There is also a modern wave-cut platform which is occasionally more than 100m wide, cut by a combination of marine solutional processes and abrasion as blocks and pebbles are moved about by waves and tidal rises and falls. Parts of this platform are well covered with rocky debris and pebbles, but occasionally it might be exposed, as in this photo of Point Bay, as seen from the clifftop near the Foghorn.

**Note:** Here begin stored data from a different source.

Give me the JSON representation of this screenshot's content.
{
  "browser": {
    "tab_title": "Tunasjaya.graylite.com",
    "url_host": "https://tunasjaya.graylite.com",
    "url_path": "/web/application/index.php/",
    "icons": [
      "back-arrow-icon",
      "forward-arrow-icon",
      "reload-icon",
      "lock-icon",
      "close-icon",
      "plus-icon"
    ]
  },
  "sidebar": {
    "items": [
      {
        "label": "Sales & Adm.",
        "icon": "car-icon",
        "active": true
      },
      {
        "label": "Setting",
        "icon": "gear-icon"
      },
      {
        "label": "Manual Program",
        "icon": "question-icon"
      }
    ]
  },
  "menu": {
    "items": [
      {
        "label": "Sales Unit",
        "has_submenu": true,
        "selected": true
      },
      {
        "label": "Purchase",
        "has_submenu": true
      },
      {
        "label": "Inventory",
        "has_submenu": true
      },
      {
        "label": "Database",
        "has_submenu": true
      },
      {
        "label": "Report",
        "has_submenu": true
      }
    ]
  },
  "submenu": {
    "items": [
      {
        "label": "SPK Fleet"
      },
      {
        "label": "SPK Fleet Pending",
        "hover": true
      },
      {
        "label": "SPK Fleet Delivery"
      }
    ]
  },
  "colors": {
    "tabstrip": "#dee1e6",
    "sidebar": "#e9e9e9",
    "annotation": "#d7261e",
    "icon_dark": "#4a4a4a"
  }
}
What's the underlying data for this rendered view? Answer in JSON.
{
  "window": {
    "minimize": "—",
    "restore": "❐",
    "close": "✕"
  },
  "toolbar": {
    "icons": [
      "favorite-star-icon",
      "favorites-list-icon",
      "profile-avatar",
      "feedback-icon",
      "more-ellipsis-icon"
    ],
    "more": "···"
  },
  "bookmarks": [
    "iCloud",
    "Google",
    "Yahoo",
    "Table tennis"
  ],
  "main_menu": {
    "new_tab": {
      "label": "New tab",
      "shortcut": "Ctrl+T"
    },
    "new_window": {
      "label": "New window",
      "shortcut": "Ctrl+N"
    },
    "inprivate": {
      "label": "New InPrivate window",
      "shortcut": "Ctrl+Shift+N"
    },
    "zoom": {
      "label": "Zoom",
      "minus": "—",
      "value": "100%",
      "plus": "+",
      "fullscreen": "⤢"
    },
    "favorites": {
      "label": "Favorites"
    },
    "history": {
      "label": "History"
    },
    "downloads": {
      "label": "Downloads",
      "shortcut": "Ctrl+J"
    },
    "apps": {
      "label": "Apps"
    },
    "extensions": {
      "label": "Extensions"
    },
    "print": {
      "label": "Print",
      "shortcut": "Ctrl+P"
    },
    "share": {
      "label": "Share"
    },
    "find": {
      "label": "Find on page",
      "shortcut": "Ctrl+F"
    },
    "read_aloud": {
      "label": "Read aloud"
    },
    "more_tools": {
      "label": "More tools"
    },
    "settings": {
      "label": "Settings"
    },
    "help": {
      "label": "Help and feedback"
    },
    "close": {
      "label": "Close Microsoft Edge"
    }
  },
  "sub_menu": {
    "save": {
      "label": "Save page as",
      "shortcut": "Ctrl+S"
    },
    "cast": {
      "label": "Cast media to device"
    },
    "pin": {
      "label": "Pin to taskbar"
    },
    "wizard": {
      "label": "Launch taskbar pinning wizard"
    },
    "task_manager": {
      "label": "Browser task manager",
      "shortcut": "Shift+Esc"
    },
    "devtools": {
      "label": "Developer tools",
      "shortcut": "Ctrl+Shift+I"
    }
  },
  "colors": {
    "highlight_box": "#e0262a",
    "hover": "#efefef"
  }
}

Because the whole island is made up of calcareous rocks with complex structures and abundant fissures, it is inevitable that there are tunnels, caves and solutional hollows and collapses all over the place. Some of these have been used for the exploration of past inhabitants for lead and other minerals -- and indeed for the exploitation of mineral finds. Above the raised beach rock platform between Coal Beach and Point Bay, there are two tunnel entrances. It's thought that one of them is natural and the other man-made -- but to me it looks as if both might be natural but maybe enlarged by those in search of mineral wealth. This is the entrance to one cave. It looks very similar to the caves of Gower, South Pembrokeshire and Caldey Island -- and it is quite possible that prehistoric layers might be present and worthy of examination.
Castle Rock is a spectacular double stack with an old cave system at its centre. It is being whittled away by marine processes, and at any moment -- probably during some storm bringing big waves in from the north -- the tops of both stacks will slide into the sea, along old bedding planes which can easily be seen from the beach below.
Finally. a word about the solutional features which are particularly prominent around the southern shores of the island where the massive limestone beds of the Birnbeck Limestone are exposed. We can refer to these features as "karren". They incorporate jagged raised surfaces and complex and intertwining channels which are sometimes almost a metre deep. mechanical abrasion does not seem to be very active in most cases- these are straightforward solutional features. The edges of the ridges are often razor-sharp -- capable of ripping boot soles to shreds, not to mention hands, if you are unwise enough to lose your balance when hopping around on the ridges........
Conclusion: Plenty of geomorphology to get your teeth into here, not to mention classic geological features. Interestingly enough, Sid, Chris and I did not identify a single in situ glacial or fluvio-glacial deposit on the island cliffs. That confirms, in my mind, that Devensian ice probably did not reach Flat Holm. But there are erratics everywhere, and in several places we see deposits that look like very ancient glacial deposits that have been eroded and modified over a long period of time. The best guess is that they are Anglian in age, and that it was the Anglian Glaciation that carried those thousands of erratics from the far west into the vicinity.